Overstating Calories

Here’s another reason not to judge foods by their calorie counts alone: The numbers on the Nutrition Facts panel for some foods may be wrong. According to USDA research, the counts for some protein-rich foods and nuts overstate the calorie content by as much as 25%. (Sorry, but the calorie numbers on junk foods and other choices high in processed carbohydrates are relatively accurate.)

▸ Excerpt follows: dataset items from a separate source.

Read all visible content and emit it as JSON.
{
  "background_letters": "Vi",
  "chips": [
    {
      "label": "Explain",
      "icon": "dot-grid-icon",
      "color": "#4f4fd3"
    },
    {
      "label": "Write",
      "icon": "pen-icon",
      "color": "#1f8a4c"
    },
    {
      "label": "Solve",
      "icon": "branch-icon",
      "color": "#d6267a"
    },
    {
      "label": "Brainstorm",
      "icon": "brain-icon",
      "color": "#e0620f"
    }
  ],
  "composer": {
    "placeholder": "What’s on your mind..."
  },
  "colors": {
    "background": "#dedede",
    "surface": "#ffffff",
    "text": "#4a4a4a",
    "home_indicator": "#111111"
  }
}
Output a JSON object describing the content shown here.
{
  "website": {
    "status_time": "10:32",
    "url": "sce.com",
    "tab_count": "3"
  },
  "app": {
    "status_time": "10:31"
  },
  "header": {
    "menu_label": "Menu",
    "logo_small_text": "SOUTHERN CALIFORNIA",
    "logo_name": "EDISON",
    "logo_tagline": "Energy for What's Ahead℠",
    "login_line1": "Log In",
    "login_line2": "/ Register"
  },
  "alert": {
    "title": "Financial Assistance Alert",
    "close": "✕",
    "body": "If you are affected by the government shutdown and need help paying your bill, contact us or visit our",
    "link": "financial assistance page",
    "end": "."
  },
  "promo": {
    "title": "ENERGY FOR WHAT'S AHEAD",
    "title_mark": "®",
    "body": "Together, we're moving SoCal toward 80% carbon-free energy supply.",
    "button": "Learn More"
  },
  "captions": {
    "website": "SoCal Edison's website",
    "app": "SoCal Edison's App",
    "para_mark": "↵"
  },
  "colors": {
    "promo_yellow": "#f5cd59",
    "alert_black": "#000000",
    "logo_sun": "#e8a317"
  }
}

Calories are measured by burning a food in a device called a calorimeter to see how much it raises the temperature of water. One calorie is the amount required to raise the temperature of one gram of water by one degree Celsius. But the calories on food labels are actually kilocalories—shorthand for 1,000 such calories. And rather than actually burning up foods, label calorie counts are calculated based on four (kilo)calories per gram of protein, nine per gram of fat, and four per gram of carbohydrate (after subtracting grams of fiber).

This system fails to take into account the digestibility of different foods; the body expends more energy breaking down meat and nuts. Moreover, foods such as nuts are not completely digested and so pass through the body with some calories intact. Almonds, for example, are listed as containing 160 calories in a one-ounce serving, but a 2012 study found the body actually obtains only 129 of those calories.